A lifetime of prevention: Dr. Vivien Brown on women’s health, and why you should never be too busy for yourself.

By Marie Moore, Women of Influence

Dr. Vivien Brown has been a family physician in Toronto for more than 35 years, and is the Vice President for Medical Affairs of Medisys Corporate Health, a national network of medical clinics dedicated to preventive health care.

“No matter who I see, no matter what age group, when we’re talking about preventive health, women will say, ‘I know I’m supposed to do that, but I just don’t have the time.’”

It’s a paradigm that Dr. Vivien Brown has been dealing with throughout her long career. She’s been a family physician in Toronto for more than 35 years, and is the Vice President for Medical Affairs of Medisys Corporate Health, a national network of medical clinics dedicated to preventive health care. In her practice, she hears a variety of explanations from women regarding what makes them “too busy” – from work demands to raising kids to taking care of elderly parents. Her response to each one is the same.

“I rephrase it for them. Everybody has 24 hours in a day. What you’re saying is that your health is not a priority. And if your health is never a priority, you and your family will pay the price.” She also doesn’t hesitate to point out just how high the stakes are, citing statistics on heart disease, the leading cause of death among Canadian women, as an example: “The first heart attack is fatal for 50% of women, and of those that survive, another 25% die within the next 12 months.”

 

Changing how women view their self care is just one of many goals Dr. Brown has focused on in a long career dedicated to preventive health. In addition to her practice, Dr. Brown is an award-winning educator in women’s health, and has lectured locally, nationally and internationally on preventative medicine. She serves on the Board of “Immunize Canada,” on McGill’s Medical School Advisory Board, as well as on the board of the Women’s Brain Health Initiative. And as the immediate Past President of the Federation of Medical Women of Canada, she’ll be speaking as the Canadian delegate to the UN’s Commission on the Status of Women in March of 2017.

With so many commitments, it’s amazing that Dr. Brown is able to maintain balance in her own life. Her secret is to ensure that whatever task she is focused on gets 100% of her attention. “I don’t want to carry the burden of one thing as I try to do another thing. So when I’m seeing patients, it’s 100% patient care. When I’m with my family, it’s 100% my family. I’m connected and giving quality time to whatever I’m doing, and then moving on.”

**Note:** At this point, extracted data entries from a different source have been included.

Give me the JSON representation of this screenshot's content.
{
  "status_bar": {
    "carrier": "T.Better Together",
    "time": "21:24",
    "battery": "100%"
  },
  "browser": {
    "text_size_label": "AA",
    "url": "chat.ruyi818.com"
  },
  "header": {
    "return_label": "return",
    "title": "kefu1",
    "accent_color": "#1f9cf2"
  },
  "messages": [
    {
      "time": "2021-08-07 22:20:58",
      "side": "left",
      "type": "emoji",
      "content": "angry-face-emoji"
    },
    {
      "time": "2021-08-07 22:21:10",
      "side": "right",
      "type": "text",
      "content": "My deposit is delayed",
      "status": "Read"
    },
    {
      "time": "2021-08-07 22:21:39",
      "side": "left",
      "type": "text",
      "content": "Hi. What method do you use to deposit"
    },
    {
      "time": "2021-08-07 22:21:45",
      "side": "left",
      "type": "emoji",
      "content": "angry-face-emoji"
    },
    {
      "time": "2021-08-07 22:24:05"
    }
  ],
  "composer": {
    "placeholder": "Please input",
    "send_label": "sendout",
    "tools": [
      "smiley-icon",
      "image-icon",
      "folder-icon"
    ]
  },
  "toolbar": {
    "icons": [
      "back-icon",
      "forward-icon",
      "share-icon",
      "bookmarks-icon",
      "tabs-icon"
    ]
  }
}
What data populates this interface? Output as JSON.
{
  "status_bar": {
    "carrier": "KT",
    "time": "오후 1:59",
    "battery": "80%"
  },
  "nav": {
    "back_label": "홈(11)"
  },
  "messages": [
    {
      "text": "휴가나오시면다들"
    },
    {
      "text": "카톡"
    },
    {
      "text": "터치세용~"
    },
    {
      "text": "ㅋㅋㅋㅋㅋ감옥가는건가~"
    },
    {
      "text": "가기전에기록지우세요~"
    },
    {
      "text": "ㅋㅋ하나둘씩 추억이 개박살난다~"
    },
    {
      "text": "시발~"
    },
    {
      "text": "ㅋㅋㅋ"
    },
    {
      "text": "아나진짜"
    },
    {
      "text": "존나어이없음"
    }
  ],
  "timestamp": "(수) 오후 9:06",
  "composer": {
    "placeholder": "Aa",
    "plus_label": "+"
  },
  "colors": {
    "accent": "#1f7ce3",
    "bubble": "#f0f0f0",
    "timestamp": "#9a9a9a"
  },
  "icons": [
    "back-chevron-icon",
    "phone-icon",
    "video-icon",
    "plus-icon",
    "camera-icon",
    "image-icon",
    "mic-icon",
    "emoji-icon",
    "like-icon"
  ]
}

Dr. Brown also makes time for her own preventive health care efforts, aiming for 10,000 steps a day, tracked by a FitBit. It’s a goal that works well for her, and she encourages individuals to figure out in their own schedule what exercise they can do on a daily basis, “because a pilates class once a week is not enough.” She also emphasizes the importance of not smoking – even one to two cigarettes a day doubles your risk of heart disease – and committing to your health care efforts fully, including following the advice of your doctor.

“When we do a preventive health assessment at Medisys, and we give people advice, you need to follow it. There’s no point being told you have high blood pressure, and then taking your pills most of the time rather than all of the time. When you have a risk factor that’s identified – and 9 out of 10 Canadians have at least one risk factor for heart disease – you want to really follow the instructions to get to the target.”

For those Canadians who are motivated to take charge of their own prevention efforts, Dr. Brown recommends preventive healthcare services like Medisys. While there’s no doubt that she’s a fantastic family doctor – in 2012, the College of Family Physicians of Ontario named her “Physician of the Year for the Region of Toronto” – she admits there are limitations in the public healthcare system that push her towards putting out fires rather than prevention.

“In my private practice, I see about 30 people in a day. That’s pressured, and not a lot of time with each individual. You can’t possibly give them the amount of attention that you want to. At Medisys, I see four patients in a day. I can go over all the details, rather than just focusing on the most important thing for the day. I like to think that the overview we give patients allows them to calibrate their health, from where they have been to where they are, and enables us to give recommendations on where they should be going.”